Humberto de Romans, O.P. (ca. 1200 -1277) [4] observou: foi com a Ordem dos Pregadores que, pela primeira vez, estudo e vida religiosa se uniram, numa união sempre frágil que precisa de ser assumida, diariamente, como tarefa prioritária.
Acerca da teologia, Bento XVI recordou uma anedota dos seus primeiros anos como professor na Universidade de Bonn: em cada semestre, havia um dia académico, no qual os professores de todas as Faculdades se apresentavam aos alunos. Nessa altura, a Universidade sentia-se orgulhosa das suas duas Faculdades de Teologia (uma católica e outra protestante), ainda que nem todos os professores partilhassem a fé cristã. Esta situação não se alterou mesmo quando, em certa ocasião, um dos professores tivesse dito que, nessa Universidade, havia algo de estranho, pois tinha duas Faculdades que se ocupavam de algo que não existia: Deus.

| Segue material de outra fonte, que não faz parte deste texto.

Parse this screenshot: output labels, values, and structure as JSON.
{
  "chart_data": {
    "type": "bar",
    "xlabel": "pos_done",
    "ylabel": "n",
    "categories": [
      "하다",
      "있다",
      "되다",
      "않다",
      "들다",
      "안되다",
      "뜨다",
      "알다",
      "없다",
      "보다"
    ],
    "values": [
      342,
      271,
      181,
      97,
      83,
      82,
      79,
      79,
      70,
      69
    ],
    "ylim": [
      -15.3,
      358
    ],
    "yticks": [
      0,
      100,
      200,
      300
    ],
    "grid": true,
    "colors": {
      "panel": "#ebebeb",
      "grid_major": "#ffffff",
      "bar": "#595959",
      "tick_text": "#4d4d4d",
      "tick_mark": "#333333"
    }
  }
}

Desde a Idade Média, o mundo cultural mudou muito. Nessa altura, o pregador tinha de estar preparado não só para testemunhar Aquele em quem acreditava, mas para dialogar com os judeus e os muçulmanos. Hoje, o diálogo inter-religioso é muito mais vasto e não pode esquecer os agnósticos, os ateus e os indiferentes.

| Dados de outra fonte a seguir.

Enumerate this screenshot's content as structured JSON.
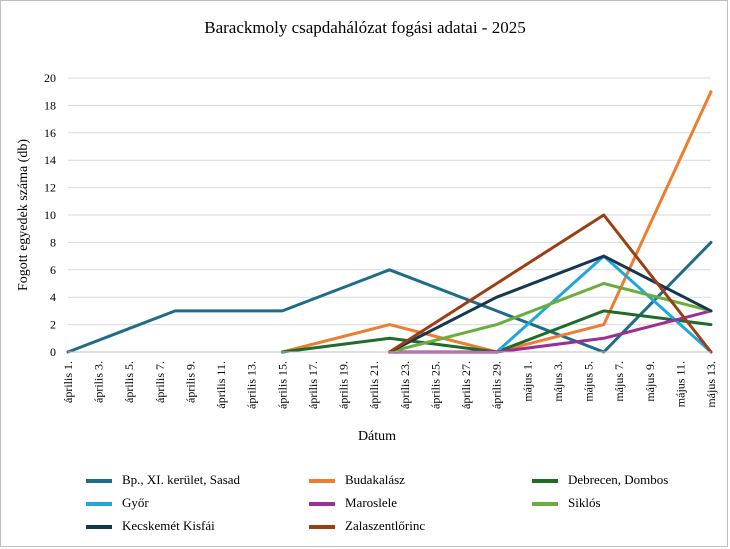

3. O catolicismo convencional gera um pensamento rotineiro que não se deixa interrogar nem pode questionar o status quo da vida da Igreja nas homilias, na administração dos sacramentos, na catequese, etc. etc.. É o maior obstáculo à nova e antiga evangelização.
Veio o Papa Francisco e desconstruiu esse mundo convencional e, daí o grito: ai que ele está a dar cabo da Igreja na sua vida interna e na sua relação com o mundo. É verdade! O vinho novo da sua intervenção, pelo exemplo e pela palavra, rebenta com os odres velhos do conformismo.
Frei Bento Domingues no PÚBLICO
[1] 1Pd 3, 15-16
[2] Rm 8, 23-27
[3] S. Tomás, Questiones Quodlibetales, 4. q. 9. a. 3.